ME: buddy, I’m sorry. It’s not great right now. Mommy and Daddy can’t see our friends either.
SON: … you guys have friends?
As a kid I thought a lot about growing up, getting a job and having kids, but not this job and certainly not these kids.
Interviewer: Where do you see yourself in five years?
Me: Are you a cop?
For this recipe gently massage the bird like you’re thinking of ending things but want to stay friends.
Relationship status – table for one but drinks for two
I love watching my 3yo and 2yo fight because they throw kicks and nobody makes contact and they say shit like, “you’re boring!” and “I have socks!” as insults and it’s amazing.
Real friends don’t put their babies on the phone to talk to you
Hey Dog Walkers, technically, that dog can walk on its own. What it can’t do is pick up it’s own poop. You’re just a poop collector.

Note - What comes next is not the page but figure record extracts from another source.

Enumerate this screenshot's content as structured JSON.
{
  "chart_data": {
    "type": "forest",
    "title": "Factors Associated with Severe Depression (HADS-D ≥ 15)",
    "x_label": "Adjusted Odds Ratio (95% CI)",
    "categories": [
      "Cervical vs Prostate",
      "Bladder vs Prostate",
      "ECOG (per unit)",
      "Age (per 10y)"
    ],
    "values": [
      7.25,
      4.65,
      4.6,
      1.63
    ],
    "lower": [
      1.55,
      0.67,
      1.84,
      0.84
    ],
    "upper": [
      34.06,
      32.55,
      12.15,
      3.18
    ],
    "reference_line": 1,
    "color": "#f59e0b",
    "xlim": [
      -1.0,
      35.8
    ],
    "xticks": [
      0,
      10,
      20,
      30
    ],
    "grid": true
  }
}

In space, no one can hear you scream. Because it’s space, and everyone is on the ground. What are you even doing up there?

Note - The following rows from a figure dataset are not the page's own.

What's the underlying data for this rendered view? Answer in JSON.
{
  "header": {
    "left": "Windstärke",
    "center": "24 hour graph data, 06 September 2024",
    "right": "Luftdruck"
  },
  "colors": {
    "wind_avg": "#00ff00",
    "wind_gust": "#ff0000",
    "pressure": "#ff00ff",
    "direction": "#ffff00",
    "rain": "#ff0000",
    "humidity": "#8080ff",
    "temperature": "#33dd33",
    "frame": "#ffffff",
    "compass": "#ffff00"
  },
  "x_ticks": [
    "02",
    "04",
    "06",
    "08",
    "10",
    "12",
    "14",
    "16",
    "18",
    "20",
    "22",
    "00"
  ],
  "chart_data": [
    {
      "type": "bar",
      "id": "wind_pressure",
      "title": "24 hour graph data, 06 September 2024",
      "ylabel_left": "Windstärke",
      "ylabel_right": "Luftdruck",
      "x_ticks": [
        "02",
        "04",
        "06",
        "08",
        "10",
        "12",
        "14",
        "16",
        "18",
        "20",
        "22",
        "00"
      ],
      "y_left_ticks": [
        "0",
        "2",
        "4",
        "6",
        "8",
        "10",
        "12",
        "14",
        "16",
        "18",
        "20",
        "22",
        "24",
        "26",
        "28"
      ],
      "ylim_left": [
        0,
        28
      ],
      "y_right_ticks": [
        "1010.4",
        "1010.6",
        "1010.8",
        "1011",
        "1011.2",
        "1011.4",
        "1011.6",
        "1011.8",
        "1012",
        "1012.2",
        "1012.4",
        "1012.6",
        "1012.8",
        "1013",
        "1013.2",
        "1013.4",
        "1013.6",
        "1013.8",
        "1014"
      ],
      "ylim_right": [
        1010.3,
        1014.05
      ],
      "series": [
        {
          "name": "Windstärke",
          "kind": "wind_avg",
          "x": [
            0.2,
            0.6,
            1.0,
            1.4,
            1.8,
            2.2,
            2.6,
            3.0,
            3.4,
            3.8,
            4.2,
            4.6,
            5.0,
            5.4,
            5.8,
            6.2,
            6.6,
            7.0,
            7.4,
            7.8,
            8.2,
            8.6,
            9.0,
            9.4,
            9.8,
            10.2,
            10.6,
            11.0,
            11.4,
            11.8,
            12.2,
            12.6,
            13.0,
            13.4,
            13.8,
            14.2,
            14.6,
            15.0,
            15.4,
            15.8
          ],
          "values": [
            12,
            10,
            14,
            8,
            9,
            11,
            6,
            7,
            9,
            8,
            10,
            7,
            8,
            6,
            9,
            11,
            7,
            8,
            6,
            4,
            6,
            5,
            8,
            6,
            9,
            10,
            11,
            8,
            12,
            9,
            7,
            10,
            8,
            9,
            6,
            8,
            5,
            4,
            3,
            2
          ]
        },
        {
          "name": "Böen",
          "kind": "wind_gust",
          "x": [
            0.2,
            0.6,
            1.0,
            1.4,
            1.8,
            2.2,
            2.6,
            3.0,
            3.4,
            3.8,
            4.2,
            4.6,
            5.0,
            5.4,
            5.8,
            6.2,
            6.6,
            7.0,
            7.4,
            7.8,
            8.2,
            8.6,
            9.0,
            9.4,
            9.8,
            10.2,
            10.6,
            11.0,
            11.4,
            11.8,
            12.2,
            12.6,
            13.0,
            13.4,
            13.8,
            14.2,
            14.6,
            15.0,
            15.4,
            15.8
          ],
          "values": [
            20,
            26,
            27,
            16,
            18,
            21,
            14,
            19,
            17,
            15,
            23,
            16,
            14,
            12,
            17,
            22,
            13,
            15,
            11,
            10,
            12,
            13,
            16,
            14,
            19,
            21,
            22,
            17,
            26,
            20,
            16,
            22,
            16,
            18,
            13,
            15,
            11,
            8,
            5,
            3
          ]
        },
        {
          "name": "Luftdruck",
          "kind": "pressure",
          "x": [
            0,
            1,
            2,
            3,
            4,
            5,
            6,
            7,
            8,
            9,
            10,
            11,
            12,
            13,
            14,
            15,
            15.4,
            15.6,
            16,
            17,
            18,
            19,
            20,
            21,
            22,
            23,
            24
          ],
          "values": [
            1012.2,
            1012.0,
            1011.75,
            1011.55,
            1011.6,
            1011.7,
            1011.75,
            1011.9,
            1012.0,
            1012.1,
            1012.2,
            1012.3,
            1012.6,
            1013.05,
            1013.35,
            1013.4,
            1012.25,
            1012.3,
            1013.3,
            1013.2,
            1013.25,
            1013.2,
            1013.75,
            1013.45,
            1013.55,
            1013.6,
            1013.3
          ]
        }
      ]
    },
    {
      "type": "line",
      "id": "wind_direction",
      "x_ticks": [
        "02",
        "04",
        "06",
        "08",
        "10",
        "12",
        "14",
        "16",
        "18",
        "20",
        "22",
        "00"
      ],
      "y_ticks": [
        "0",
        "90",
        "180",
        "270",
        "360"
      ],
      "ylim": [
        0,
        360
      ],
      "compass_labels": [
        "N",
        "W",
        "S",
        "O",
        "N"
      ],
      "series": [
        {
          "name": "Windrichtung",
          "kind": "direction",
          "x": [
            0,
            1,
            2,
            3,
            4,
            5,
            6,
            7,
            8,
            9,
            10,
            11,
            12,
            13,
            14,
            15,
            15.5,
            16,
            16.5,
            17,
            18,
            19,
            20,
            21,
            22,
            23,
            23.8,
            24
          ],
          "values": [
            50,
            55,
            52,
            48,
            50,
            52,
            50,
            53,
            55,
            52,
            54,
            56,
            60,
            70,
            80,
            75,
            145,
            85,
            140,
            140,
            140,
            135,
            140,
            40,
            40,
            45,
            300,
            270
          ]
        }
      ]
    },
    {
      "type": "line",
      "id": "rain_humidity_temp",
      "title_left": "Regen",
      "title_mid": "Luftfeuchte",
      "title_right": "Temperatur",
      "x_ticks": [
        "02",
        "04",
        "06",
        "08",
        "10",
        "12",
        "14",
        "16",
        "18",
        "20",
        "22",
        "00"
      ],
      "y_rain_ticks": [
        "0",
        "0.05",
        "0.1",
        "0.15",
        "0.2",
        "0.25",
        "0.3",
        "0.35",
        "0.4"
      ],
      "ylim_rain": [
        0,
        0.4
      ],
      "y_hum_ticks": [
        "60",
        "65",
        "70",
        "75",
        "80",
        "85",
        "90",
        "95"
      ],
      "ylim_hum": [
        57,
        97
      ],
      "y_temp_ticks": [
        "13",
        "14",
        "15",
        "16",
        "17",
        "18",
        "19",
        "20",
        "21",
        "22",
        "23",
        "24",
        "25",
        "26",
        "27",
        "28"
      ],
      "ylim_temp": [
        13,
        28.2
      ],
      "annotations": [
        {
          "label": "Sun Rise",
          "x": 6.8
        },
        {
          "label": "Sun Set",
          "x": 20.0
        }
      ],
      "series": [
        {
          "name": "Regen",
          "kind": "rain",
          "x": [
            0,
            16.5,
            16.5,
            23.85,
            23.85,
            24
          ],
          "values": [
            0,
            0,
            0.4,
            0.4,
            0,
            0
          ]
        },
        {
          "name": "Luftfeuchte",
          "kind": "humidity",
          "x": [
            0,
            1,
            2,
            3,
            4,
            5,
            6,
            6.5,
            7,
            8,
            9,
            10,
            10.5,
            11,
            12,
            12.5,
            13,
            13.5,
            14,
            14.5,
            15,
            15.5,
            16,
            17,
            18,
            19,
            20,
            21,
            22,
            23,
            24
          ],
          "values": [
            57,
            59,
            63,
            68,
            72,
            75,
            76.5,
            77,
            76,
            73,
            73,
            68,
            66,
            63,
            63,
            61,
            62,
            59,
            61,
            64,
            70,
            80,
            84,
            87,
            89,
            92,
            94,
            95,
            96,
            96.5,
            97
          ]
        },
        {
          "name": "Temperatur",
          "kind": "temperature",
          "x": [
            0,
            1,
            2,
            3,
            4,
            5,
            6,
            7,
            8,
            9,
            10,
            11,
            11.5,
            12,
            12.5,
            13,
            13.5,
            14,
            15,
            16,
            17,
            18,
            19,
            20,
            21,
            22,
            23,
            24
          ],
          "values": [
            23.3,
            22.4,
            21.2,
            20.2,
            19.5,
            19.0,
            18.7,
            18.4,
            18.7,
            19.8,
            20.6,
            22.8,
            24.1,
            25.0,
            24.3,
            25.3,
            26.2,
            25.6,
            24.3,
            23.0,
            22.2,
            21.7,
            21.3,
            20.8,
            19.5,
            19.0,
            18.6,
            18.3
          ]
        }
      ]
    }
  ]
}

You ever have your knees crack so good that you expect them to glow in the dark.
Yeah, me too.
most embarrassing email exchange I ever had:
– Sent an email
– They replied & called me “Mautice”
– I reply with a stink about how my name is properly spelled and that it’s actually really important to me
– They told me to check my 1st email
– I had misspelled my own name
A mongoose is just a goose who listens to reggae
if you eat your burrito over a tortilla, anything that falls out will simply start building your next burrito
Post natal depression is a serious condition. I’m 38 years old and my mum still bursts into tears every time she sees me.
This is my emotional support chloroform rag
barbie: how many barbies are you seeing ken??
ken:
barbie: *flips over plastic pizza saver table*
mariah carrie
Every time I pull a gun at the bank, the tellers act so stuck up.
*Telephone Rings*
Advice Nurse: Hello, how can I assist you today?

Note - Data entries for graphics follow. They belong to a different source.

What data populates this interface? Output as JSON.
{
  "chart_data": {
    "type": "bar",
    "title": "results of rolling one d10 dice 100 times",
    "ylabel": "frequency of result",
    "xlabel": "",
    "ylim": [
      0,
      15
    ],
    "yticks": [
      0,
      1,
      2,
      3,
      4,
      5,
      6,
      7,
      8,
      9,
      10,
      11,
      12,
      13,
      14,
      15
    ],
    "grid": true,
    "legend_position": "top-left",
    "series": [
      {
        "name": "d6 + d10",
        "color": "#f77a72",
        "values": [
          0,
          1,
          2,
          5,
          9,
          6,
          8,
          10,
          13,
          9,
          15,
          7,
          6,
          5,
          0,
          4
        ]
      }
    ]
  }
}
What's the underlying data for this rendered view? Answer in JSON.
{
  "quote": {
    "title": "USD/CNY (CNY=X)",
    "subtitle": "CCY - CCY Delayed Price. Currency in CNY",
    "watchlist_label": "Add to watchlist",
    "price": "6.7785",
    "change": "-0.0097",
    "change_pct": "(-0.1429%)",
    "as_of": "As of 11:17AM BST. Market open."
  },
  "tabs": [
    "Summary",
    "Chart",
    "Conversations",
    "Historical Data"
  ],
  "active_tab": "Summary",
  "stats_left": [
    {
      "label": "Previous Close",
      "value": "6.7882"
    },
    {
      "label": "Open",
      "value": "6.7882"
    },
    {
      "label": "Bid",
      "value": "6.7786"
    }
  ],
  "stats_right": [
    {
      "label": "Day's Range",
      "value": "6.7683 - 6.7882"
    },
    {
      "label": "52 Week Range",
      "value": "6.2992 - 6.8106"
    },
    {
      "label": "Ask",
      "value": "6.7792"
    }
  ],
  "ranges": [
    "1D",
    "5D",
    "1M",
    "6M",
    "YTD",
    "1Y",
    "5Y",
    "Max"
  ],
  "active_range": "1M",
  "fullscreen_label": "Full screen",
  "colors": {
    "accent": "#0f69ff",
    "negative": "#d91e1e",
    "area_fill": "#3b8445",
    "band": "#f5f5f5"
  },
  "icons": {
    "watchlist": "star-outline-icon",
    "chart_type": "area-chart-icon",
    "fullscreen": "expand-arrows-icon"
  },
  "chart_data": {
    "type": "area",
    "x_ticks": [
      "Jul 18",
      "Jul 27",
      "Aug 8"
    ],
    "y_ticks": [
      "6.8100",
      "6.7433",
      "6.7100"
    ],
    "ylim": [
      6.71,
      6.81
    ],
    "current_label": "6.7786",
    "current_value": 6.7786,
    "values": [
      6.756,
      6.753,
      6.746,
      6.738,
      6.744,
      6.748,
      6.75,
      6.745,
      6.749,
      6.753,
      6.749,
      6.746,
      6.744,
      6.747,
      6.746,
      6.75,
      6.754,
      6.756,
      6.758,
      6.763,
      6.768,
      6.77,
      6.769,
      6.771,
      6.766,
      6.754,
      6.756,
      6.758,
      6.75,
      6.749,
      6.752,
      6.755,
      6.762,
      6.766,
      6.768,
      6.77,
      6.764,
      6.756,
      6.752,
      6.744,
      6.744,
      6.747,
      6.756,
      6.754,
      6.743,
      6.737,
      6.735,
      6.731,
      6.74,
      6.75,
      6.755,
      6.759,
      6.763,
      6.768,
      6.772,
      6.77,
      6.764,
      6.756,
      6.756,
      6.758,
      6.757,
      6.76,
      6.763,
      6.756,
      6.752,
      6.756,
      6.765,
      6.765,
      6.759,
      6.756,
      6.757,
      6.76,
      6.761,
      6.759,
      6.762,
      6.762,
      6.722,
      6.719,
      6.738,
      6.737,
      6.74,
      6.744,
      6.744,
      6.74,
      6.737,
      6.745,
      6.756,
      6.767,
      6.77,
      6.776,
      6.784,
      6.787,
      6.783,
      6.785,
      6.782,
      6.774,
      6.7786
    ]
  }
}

Werewolf: *sweating* CAN I EAT CHOCOLATE?
Rice: for when you’re not really
hungry but still wanna eat a 1000
of something.
My son just got braces and his mouth hurts too much for solid food so I made him a milkshake but he didn’t want it and then my husband said he’d drink it but then he didn’t end up wanting it either. So no, sadly my milkshake does NOT bring any boys to the yard.
*approaches pond*
*water recedes*
*turns away*
*water returns*
What the ??
*approaches pond*
*water recedes*
Oh, I see. This is a coy pond.
wife: please don’t do anything stupid
me: ok… wait,
tonight or ever?
“Duck…”
“Duck…”
“Duck…”
“Duck…”
“Duck…”
“Duck…”
“Duck…”
“MOOSE!!!”
“Alright, who said the Canadian kid could play?!?!”
My sister is doing low carb and she told me she made a low carb quesadilla. I asked her how and she said she used eggs as the tortilla. I said that’s an omelette and now she isn’t talking to me
What essential oil do you use to make your teenagers calm down? Is it chloroform?
The Jaws theme stays on during sex.
I’m at doc’s office & they have 3 designated areas: flu like symptoms, stomach virus symptoms, & kids. I don’t want to catch any of the 3.